The highway cuts through the path of Washington’s largest herd of mule deer and divides precious habitat for Canada lynx. We aim to secure safe passage for these important species and support habitat connectivity through the implementation of a wildlife crossing under Highway 97, near the Carter Mountain Wildlife Area.
We’re working with partners to improve the Cascades to Rockies habitat corridor where it crosses the Okanogan Valley through a collaborative effort called the Working for Wildlife Initiative, facilitated by the National Fish and Wildlife Foundation (NFWF) and coordinated by Conservation Northwest.

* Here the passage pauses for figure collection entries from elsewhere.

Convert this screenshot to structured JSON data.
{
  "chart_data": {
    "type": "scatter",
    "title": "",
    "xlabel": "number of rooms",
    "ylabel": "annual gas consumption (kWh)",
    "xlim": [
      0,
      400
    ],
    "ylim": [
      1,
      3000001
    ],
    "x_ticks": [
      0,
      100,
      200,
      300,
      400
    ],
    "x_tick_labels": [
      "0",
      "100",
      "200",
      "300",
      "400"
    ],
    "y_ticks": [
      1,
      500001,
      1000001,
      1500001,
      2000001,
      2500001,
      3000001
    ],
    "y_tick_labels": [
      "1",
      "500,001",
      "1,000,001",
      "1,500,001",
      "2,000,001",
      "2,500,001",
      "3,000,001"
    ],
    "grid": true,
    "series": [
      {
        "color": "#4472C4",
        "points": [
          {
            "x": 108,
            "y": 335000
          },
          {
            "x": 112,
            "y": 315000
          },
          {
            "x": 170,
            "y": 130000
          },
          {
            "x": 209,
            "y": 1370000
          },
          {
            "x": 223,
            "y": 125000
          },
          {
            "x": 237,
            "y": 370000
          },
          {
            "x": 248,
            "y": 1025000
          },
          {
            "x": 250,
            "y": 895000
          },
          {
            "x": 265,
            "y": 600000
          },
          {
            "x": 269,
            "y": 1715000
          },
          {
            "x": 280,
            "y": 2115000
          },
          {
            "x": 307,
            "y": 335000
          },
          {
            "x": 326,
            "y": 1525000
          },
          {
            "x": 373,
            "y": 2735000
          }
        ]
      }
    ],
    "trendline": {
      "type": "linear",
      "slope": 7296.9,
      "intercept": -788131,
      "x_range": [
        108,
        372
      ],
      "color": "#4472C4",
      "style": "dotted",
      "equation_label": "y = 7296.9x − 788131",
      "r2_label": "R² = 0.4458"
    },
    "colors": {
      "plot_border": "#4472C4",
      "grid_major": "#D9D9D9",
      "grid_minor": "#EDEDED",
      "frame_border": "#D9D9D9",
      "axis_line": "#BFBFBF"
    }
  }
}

A key objective of the Initiative is to create safer passage for people and wildlife on Highway 97 in Okanogan County, near Riverside.
A Vital Underpass Along Highway 97
In collaboration with the Washington Department of Transportation (WSDOT), we have identified a 12.5-mile stretch of this highway where a wildlife underpass is most desperately needed. The underpass will cost approximately $200,000 to build. Luckily, we are sharing this cost with two key partners, the Mule Deer Foundation and the National Fish and Wildlife Foundation.
In 2018, Conservation Northwest undertook an Okanogan Wildlife Crossing capital campaign to raise our share of the cost—$125,000. We met our goal in early 2019!
This is a rare opportunity to be a part of a tangible solution for safer passage for people and wildlife in north-central Washington. We hope you’ll join us to restore connectivity between the North Cascades and the Columbia Highlands. We owe it to the mule deer and Canada lynx whose habitats we’ve divided with a highway. This is our chance to restore their right-of-way.